Even though there’s not much out, I think tonight would be a good movie night because the weather is still a little bit rainy. The great thing about the Hungarian movie theater is that you get an assigned seat. Now, I know some of you are thinking, how awful! And granted, especially if you’re like my Dad who seems to always attract someone sitting next to him who is giving the pre-dvd commentary live from his seat, then you’d like be able to move around. But, I’ve really taken to this system, especially because you can chose your seats online and reserve your tickets online, so all you have to do is get to the theater and walk to your seat. And come on, it’s Hungary, if you think that people aren’t going to give their passionate opinions about the film while it’s rolling, then you really shouldn’t go to a movie here at all.

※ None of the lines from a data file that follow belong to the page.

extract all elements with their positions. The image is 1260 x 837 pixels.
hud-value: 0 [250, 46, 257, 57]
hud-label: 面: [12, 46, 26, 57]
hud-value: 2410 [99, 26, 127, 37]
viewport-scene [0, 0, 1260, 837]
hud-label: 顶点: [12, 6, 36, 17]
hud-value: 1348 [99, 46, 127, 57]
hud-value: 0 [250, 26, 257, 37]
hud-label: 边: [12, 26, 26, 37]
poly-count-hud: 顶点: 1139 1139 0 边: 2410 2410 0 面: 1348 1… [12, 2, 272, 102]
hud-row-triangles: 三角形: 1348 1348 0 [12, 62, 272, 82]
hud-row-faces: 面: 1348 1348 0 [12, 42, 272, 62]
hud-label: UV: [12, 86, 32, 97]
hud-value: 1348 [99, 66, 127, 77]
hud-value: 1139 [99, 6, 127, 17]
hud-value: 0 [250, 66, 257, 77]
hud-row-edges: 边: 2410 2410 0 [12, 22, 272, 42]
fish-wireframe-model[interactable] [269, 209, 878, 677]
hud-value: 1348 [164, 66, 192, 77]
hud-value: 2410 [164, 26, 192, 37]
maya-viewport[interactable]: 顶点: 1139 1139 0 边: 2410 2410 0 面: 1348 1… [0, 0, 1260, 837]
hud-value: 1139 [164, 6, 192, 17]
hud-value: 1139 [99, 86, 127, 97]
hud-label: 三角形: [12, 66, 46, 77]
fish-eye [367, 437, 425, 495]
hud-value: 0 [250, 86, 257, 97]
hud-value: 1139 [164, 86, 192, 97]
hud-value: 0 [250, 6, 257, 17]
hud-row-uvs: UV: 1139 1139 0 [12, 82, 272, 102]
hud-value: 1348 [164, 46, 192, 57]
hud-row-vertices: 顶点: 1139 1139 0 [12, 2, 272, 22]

After the movie, perhaps we’ll go to the gem of District XIII, my favorite restaurant in Budapest so far, Pozsonyi Kisvendéglő. It’s not fancy. The service is neither fast nor altogether friendly. And because their non-smoking section is, I believe, purely ironic, usually you leave smelling like someone coated you in a batter of cigarettes and then deep fried you with your clothes on. But the food is great. Good, Hungarian food, which is remarkably hard to find in Pest. They have a huge menu and serve everything from goulash and matza ball soup to veal paprikas and fried liver. And you know it’s good because it’s almost impossible to get a table there, regardless if you go at 3pm on a Tuesday or 9pm on a Saturday night. But they take reservations.
It’s a great neighborhood for quiet nights. The people who live here all seem to be on similar schedules. Wake early, take the tram to work, admire Parliament from various angles, walk dog at noon, home around six, walk to dinner, drink after dinner, conversations with friends until x pm. There aren’t any clubs in this district, like in V, nor any contenders for Miss Universe drinking champagne in soon-to-be-Michelen-rejected restaurants, (in fact we are starting to believe that the Solarium around the corner might be a front for the Russian mob). Yet the neighborhood is a neighborhood in a non-suburb city neighborhood kind of way. Usually for the better.
And so after movie and dinner, I think tonight would be a good night for the pub Amelie, which is cute as a button, and about as big as an American living room. But they serve generous glasses of white wine for cheap, and there is always a ratty little white dog or two running from table to table waiting for a pet or peanut.
I’m not sure what, if any of this, will actually happen, but it’s nice to plan, and also nice to know that all of these wonderful places are just a few blocks or a few stops away. For certain we are going to Szeged tomorrow, and we’re hoping that we can find the sun in the afternoon, and bring it back to the big city.